‘This isn’t going to work, Connor,’ she said. ‘Let’s just forget it.’
Rustling sounds from behind her suggested that Connor was collecting his clothing. Kate didn’t wait to see him get dressed or show him out of her house. She went into her en suite bathroom and closed the door behind her.
* * *
The French doors were closed and locked now.
The barbecue turned off, the uneaten food packed away in the fridge. The music had been silenced and the candles had been snuffed out, but Kate didn’t bother turning on any other lights.
She was sitting, curled up on one end of the couch, her back to an armrest and her knees drawn up so that she could hug them. Like the way she’d been sitting on the bed when she’d wanted to hide her nakedness.
She was fully clothed again now but she still felt naked. Exposed. Taken back to place she would never be able to escape from. The horror of being shouted at and ordered to do things that terrified her. The pain of that attack. The repercussions.
Locking it away had seemed to be the answer that had come to her with blinding inspiration that day she’d found the rusty old key in that junk shop. How could it have occurred to a broken teenager that it would all come back to haunt her? That it was an obstacle she would never get past no matter how badly she wanted to?
Well, she would just have to deal with it. Much safer to be alone and not risk the kind of pain that came from realising what she was missing out on.
What Connor could have given her.
What she could have given him.
Bella had hit the nail on the head when she’d said that Kate had a gap in her life. What she hadn’t been right about was saying that Kate didn’t know what it was. She knew exactly what it was.

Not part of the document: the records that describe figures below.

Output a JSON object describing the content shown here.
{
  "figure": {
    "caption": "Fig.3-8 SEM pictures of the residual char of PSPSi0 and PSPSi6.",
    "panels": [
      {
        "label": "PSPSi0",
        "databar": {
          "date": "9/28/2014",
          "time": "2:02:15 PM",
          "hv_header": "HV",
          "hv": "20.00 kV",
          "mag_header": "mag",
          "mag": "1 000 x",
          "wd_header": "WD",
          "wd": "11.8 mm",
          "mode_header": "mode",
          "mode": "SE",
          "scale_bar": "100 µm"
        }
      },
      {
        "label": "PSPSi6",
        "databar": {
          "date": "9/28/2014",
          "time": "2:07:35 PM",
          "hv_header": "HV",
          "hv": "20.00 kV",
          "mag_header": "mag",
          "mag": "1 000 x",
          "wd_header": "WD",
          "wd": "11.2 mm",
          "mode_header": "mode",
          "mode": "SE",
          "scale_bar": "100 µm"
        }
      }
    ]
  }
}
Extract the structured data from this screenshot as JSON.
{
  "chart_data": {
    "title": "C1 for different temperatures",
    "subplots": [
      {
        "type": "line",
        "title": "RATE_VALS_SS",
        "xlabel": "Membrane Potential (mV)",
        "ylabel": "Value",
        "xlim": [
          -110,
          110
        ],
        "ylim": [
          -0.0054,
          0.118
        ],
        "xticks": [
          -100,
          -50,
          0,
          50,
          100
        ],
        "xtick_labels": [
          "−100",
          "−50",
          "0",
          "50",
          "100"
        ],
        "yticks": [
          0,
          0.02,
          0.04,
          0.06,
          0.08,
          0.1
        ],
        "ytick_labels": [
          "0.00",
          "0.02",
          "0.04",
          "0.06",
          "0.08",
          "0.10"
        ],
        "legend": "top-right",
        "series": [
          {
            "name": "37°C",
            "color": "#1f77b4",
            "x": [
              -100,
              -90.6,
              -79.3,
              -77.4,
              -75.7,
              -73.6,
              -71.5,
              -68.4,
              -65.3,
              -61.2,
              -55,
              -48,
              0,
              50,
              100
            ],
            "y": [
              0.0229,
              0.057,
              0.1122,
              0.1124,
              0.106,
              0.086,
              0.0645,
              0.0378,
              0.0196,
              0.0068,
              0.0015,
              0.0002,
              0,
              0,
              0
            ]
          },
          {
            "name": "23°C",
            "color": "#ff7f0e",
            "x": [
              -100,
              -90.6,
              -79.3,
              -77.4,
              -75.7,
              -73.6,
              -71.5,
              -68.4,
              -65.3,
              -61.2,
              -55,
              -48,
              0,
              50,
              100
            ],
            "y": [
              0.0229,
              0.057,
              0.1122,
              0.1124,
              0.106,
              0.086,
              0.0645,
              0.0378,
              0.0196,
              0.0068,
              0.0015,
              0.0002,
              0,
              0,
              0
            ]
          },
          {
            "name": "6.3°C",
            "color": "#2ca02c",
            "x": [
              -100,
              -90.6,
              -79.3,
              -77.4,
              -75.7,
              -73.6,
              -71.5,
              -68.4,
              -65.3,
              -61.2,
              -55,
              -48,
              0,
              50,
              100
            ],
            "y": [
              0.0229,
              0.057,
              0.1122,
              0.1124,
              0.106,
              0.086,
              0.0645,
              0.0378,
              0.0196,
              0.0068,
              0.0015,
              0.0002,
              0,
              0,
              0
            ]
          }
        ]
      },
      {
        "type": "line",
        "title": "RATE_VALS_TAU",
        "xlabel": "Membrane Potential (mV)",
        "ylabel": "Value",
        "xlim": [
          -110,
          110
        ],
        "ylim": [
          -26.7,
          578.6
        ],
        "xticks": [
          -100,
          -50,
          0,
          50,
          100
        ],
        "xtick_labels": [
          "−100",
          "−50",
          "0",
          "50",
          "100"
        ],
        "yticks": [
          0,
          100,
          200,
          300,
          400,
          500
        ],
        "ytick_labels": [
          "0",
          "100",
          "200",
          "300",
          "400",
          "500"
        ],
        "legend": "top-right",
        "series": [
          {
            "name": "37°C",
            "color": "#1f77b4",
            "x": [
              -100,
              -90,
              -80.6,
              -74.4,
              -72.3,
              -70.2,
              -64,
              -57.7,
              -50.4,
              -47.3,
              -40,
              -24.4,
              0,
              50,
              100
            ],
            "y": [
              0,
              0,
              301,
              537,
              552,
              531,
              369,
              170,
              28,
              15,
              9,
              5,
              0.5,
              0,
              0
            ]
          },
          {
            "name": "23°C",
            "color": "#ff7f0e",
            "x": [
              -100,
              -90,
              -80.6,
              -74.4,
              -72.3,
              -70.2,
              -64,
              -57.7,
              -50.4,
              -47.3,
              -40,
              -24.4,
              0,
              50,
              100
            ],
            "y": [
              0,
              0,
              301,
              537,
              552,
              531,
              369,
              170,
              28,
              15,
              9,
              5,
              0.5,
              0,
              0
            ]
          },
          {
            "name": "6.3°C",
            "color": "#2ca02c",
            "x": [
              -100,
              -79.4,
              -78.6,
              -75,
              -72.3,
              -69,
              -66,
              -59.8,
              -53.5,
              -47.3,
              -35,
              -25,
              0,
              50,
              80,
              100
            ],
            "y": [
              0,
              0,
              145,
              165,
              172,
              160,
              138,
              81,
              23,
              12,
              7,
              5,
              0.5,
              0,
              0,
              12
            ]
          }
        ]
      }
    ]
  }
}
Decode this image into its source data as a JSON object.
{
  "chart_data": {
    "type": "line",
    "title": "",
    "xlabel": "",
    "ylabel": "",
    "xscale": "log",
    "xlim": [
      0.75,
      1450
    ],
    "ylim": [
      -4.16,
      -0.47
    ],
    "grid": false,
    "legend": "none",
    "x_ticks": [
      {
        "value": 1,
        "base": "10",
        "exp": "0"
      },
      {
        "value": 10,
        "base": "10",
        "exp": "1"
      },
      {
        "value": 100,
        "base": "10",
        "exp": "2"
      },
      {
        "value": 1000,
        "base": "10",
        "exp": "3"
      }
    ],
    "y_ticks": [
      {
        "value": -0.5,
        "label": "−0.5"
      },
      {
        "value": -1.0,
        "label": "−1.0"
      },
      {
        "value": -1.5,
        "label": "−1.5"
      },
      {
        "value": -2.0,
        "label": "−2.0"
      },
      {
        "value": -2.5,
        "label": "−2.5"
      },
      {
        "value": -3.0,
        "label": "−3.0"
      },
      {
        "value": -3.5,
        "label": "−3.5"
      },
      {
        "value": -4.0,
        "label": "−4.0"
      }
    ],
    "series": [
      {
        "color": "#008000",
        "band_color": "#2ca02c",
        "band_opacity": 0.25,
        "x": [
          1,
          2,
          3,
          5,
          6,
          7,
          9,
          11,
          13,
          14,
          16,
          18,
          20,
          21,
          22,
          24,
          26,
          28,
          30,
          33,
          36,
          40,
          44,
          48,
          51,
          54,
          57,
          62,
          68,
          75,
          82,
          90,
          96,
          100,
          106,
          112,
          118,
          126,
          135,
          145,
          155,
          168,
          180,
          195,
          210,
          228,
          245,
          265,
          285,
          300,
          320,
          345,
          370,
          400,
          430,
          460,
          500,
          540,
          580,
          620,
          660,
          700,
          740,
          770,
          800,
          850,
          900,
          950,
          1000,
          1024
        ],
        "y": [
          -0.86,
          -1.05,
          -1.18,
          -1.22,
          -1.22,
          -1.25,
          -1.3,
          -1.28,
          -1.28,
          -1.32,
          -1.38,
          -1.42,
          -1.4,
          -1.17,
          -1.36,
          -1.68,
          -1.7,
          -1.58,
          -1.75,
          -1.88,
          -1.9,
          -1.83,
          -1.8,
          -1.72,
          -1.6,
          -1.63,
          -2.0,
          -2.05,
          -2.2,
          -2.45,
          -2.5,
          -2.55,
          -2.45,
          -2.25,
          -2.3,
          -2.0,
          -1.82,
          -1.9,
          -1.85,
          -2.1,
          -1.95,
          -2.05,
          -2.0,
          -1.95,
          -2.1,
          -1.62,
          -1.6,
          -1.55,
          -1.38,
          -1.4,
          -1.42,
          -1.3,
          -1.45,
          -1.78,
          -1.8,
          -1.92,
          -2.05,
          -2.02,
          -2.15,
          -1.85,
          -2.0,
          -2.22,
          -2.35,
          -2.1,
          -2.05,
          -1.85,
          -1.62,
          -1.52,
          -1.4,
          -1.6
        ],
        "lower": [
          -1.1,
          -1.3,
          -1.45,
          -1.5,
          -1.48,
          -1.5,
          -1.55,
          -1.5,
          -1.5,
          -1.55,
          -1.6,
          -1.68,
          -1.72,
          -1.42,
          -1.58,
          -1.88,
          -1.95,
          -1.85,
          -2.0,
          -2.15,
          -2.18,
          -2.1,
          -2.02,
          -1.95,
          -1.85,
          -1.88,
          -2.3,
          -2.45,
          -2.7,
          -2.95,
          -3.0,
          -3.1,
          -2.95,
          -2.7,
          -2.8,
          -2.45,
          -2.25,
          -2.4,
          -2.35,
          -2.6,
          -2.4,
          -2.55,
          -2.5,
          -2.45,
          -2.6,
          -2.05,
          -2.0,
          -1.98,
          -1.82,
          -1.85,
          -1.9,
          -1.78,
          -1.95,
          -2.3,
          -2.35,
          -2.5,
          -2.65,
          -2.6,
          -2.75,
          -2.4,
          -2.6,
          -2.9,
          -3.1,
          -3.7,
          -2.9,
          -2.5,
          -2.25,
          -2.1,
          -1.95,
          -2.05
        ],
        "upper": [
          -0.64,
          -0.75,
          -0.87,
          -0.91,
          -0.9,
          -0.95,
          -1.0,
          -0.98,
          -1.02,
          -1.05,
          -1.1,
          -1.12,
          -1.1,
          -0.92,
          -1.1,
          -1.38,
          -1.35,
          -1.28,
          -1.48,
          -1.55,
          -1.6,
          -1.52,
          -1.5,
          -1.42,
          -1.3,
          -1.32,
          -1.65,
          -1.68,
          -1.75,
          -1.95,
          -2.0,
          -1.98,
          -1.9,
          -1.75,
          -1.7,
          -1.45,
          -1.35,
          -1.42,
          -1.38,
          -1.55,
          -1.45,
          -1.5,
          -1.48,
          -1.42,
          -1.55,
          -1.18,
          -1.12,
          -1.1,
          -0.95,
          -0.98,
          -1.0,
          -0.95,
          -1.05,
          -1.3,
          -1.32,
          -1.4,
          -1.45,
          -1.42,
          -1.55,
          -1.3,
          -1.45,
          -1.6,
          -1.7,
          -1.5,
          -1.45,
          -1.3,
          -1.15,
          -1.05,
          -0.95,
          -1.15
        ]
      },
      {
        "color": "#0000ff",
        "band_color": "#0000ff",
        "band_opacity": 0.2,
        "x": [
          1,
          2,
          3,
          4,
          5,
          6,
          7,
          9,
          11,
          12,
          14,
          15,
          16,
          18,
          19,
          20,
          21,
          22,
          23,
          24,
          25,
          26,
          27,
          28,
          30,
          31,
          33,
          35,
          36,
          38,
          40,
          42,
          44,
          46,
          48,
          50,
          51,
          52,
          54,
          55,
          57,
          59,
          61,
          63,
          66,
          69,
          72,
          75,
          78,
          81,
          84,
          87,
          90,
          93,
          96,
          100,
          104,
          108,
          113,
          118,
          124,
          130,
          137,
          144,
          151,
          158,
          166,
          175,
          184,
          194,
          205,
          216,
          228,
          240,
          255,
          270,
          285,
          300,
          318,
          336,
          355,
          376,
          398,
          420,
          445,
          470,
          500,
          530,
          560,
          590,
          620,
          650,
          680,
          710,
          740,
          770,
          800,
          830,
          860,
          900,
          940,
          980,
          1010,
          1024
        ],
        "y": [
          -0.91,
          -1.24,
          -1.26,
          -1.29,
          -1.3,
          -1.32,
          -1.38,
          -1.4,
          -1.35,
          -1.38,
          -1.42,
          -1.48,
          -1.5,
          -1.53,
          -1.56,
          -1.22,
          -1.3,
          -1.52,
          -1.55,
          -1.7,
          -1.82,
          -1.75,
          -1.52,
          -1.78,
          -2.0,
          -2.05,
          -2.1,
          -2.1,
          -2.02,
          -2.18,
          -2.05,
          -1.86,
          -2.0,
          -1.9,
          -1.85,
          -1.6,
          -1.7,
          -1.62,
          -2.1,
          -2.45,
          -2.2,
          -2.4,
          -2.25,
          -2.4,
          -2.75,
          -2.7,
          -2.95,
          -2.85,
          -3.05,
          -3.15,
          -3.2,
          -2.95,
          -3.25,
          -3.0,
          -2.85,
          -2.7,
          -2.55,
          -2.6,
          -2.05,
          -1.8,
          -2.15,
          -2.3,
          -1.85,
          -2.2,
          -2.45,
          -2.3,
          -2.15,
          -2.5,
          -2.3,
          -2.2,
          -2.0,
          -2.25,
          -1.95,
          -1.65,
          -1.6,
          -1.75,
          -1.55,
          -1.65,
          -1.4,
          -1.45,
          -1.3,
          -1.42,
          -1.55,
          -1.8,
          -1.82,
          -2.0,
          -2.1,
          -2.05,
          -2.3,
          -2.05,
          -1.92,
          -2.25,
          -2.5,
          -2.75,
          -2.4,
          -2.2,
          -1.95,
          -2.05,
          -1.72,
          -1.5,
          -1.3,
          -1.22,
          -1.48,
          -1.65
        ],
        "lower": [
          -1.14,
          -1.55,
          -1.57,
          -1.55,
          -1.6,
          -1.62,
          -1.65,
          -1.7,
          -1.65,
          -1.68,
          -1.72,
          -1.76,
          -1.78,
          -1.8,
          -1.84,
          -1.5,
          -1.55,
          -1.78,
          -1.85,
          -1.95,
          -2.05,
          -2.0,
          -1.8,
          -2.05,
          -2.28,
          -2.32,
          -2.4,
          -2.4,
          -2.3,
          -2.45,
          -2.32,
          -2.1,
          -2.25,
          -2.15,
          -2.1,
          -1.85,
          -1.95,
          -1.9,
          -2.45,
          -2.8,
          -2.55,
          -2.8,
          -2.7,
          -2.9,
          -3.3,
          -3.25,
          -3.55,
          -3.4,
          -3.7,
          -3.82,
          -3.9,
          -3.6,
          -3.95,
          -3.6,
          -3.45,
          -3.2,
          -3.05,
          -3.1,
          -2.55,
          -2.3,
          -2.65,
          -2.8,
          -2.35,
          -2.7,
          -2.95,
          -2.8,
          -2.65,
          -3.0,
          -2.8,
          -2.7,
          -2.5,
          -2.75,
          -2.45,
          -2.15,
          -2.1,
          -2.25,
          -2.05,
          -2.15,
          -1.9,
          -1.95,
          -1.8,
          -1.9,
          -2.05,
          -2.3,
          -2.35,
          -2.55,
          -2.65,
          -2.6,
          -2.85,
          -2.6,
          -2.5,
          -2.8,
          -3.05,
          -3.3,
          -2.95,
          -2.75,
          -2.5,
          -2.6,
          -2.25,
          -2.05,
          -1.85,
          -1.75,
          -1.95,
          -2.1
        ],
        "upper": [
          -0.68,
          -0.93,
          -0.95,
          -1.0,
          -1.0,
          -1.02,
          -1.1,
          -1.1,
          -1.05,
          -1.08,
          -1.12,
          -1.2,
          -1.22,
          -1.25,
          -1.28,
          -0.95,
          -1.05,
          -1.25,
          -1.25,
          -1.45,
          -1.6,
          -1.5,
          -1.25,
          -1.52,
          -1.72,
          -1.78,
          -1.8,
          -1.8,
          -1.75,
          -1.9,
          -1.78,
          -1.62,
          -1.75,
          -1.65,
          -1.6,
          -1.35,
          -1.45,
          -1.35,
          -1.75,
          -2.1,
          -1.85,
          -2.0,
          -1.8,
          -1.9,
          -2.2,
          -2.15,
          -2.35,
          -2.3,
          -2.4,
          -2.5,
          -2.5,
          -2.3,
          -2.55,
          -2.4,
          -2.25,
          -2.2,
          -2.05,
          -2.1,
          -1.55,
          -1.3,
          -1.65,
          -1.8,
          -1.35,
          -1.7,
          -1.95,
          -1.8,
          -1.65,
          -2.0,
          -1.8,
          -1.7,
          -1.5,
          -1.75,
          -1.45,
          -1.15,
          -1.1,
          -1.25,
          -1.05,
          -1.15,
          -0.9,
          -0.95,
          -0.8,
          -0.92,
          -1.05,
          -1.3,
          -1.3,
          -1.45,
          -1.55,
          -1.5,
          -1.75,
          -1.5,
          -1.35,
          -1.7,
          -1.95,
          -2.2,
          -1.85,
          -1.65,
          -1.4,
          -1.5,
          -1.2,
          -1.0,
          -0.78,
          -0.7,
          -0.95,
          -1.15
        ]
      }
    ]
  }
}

That magic that was so much bigger than the simple addition of two parts. The power and strength that was created by a shared love between two people who chose to share their lives intimately. Kate was too miserable to notice that the kitten had climbed onto the couch and snuggled its way into the gap between her knees and her chest. She barely noticed the way she responded to the push of the little grey head by stroking it.
There was something comforting about the movement, though. Kate stroked the kitten from its head to where that ridiculous triangle of a miniature tail began. Again and again.
She could feel the softness of its fur. The tiny knobs of a spine. The rumble of the purr. The sensation filled her fingertips and travelled into her hands and up her arms. All the way to her heart, and Kate knew that Bella was right about something else, too.
She was falling in love with this kitten.
She could feel the pleasure of stroking it. Her nerve endings were hungry for it. And they weren’t going to get switched off by a mechanism Kate couldn’t control because she knew perfectly well that this touch was not threatening in any way.
And finally, the tears came. Years and years and years’ worth of tears.
9
Nobody had come knocking on the door to claim the kitten.
Kate actually seemed keen to keep it now. She had given it a name. Bib, because that’s what the white patch under her chin looked like.
Bella should have been delighted by this turn of events, and normally she would have been. Over the moon, in fact. But something was wrong.
She’d come back on Sunday night. Kate had cooked the most amazing dinner of deliciously marinated steaks and crispy, crushed potatoes, but she hadn’t been hungry herself so why had she gone to so much effort?
It hadn’t taken Bella very long at all to work out what it was that was bothering her so much. She had, in fact, recognised what it was before that dinner was even finished.
It was that glow. Kate just didn’t have it any more and it seemed like the sun had stopped shining or something. When she asked whether Kate had had a good weekend, her aunt had answered with that kind of brightness that let you know you were being fobbed off. That something was very wrong but it wasn’t any of your business.
Bella hated being shut out. Always had. And hadn’t that refusal led to the close bond she had with Kate in the first place? She’d seen her go off, looking so miserable that day, and had gone after her, despite her parents telling her to leave Kate alone. That she wasn’t happy and probably needed a bit of time to herself to get used to things. Following her instincts had turned out all right that time, hadn’t it?
But Kate wasn’t storming off anywhere this time. She was just being… Kate. Tidy and organised and working all hours. Maybe that was the problem. She’d seen Kate break out of that normality the day she’d gone off on the back of Connor’s bike and she’d liked that. A lot.
Something had happened to change things.
Maybe it had something to do with Connor.
Or maybe it had something to do with her grandfather getting out on parole and trying to contact his children.